G/C wants special, they can pay special


----------



## boco (Oct 29, 2010)

moore said:


> When a G/C starts telling me what I should do...I'm walkin! It's the other way around IMO!


 NO i aint walking. The GC asked me what I did in the house next door and I told him i level fived it. I actually didnt but he did a walkthrough and liked what he saw. Anyways he just signed a slip to level 5 the entire house I started last week.:thumbup: I charged him an extra $200 for the angles. i guess binz acts as a vaper barrier and thats why he does it.


----------



## Mr.Brightstar (Dec 2, 2011)

boco said:


> NO i aint walking. The GC asked me what I did in the house next door and I told him i level fived it. I actually didnt but he did a walkthrough and liked what he saw. Anyways he just signed a slip to level 5 the entire house I started last week.:thumbup: I charged him an extra $200 for the angles. i guess binz acts as a vaper barrier and thats why he does it.


But why caulk the angles? Let me guess caulk and mesh.


----------



## boco (Oct 29, 2010)

Here in the northeast east truss lift is a huge problem. A little caulk does the trick. Its also a nice extra.


----------



## fr8train (Jan 20, 2008)

We don't screw within 8 inches of an interior wall on a truss. What the d/c wants.


----------



## boco (Oct 29, 2010)

fr8train said:


> We don't screw within 8 inches of an interior wall on a truss. What the d/c wants.


 We normally use nails for top sheets. Then prefill with durabond. Its the extreme weather changes and lumber we get. Most of the good wood produced here gets shipped elsewhere (Japan). The stuff we get is hit or miss. Most high end homes built here have lumber shipped from california.

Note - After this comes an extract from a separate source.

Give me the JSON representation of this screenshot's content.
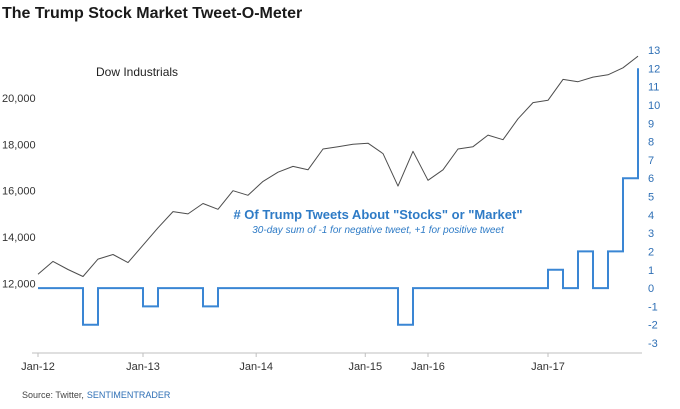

Its messed up


----------



## fr8train (Jan 20, 2008)

Most of the trusses we get suck!


----------



## boco (Oct 29, 2010)

Some Gcs here have started to make there own trusses. Cant really do it tjhe winter but even the modular companies build on site for garages. I wish I owned a huge kiln for drying the crap. I would make a fortune


----------